The Biden administration has signalled it is taking the issue seriously. CIA and State Department officials are given advice on how to respond to incidents (including ‘getting off the X’ – meaning physically moving from a spot if they feel they are getting hit). The State Department has set up a task force to support staff over what are now called “unexplained health incidents”. Previous attempts to categorise cases as to whether they met specific criteria have been abandoned. But without a definition, it becomes harder to count. 

This year, a new wave of cases arrived – including Berlin and a larger group in Vienna. In August, a trip by US Vice-President Kamala Harris to Vietnam was delayed three hours because of a reported case at the embassy in Hanoi. Worried diplomats are now asking questions before taking foreign assignments with their families. 

“This is a major distraction for us if we think that the Russians are doing things to our intelligence officers who are travelling,” says former CIA officer Polymreopolous, who finally received the medical treatment he wanted this year. “That’s going to put a crimp in our operational footprint.”  

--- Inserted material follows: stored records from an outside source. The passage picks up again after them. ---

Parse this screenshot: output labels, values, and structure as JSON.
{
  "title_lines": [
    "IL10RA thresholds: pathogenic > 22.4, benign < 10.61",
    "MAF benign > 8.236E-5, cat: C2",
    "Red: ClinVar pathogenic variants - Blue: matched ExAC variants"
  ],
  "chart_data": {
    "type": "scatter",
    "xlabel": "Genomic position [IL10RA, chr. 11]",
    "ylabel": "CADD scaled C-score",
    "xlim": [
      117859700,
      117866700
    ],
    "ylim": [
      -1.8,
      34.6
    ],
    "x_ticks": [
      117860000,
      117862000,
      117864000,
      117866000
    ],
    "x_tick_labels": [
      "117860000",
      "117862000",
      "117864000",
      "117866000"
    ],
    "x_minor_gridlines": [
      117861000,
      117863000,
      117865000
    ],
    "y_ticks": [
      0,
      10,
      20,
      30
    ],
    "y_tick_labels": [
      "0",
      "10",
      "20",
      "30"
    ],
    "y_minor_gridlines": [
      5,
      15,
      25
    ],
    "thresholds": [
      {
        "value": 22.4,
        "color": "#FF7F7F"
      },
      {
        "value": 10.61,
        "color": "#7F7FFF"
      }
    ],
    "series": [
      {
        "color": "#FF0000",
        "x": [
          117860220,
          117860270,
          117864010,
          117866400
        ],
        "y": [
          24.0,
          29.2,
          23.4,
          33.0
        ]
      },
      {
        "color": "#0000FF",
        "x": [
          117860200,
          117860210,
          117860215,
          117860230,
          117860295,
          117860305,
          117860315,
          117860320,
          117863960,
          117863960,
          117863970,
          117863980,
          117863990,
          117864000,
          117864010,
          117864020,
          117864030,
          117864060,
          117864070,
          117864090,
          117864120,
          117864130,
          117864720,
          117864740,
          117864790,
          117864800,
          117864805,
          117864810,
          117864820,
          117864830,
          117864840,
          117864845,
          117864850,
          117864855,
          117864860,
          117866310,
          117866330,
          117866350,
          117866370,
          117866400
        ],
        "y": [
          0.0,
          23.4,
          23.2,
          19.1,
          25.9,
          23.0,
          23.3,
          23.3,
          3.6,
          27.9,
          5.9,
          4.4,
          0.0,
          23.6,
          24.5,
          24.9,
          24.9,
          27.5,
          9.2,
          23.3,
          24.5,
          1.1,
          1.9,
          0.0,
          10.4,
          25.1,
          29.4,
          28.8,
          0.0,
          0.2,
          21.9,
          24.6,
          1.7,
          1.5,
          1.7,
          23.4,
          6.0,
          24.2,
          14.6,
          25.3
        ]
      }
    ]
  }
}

The CIA has taken over the hunt for a cause, with a veteran of the hunt for Osama bin Laden placed in charge.  

Markers in the blood

An accusation that another state has been harming US officials is a consequential one. “That’s an act of war,” says Mr Polymeropolous. That makes it a high bar to reach. Policymakers will demand hard evidence, which so far, officials say, is still lacking.

Five years on, some US officials say little more is known other than when Havana syndrome started. But others disagree. They say the evidence for microwaves is much stronger now, if not yet conclusive. The BBC has learnt that new evidence is arriving as data is collected and analysed more systematically for the first time. Some of the cases this year showed specific markers in the blood, indicating brain injury. These markers fall away after a few days and previously too much time had elapsed to spot them. But now that people are being tested much more quickly after reporting symptoms, they have been seen for the first time.  

The debate remains divisive and it is possible the answer is complex. There may be a core of real cases, while others have been folded into the syndrome. Officials raise the possibility that the technology and the intent might have changed over time, perhaps shifting to try and unsettle the US. Some even worry one state may have piggy-backed on another’s activities. “We like a simple label diagnosis,” argues Professor Relman. “But sometimes it is tough to achieve. And when we can’t, we have to be very careful not to simply throw up our hands and walk away.”

The mystery of Havana syndrome could be its real power. The ambiguity and fear it spreads act as a multiplier, making more and more people wonder if they are suffering, and making it harder for spies and diplomats to operate overseas. Even if it began as a tightly defined incident, Havana syndrome may have developed a life of its own.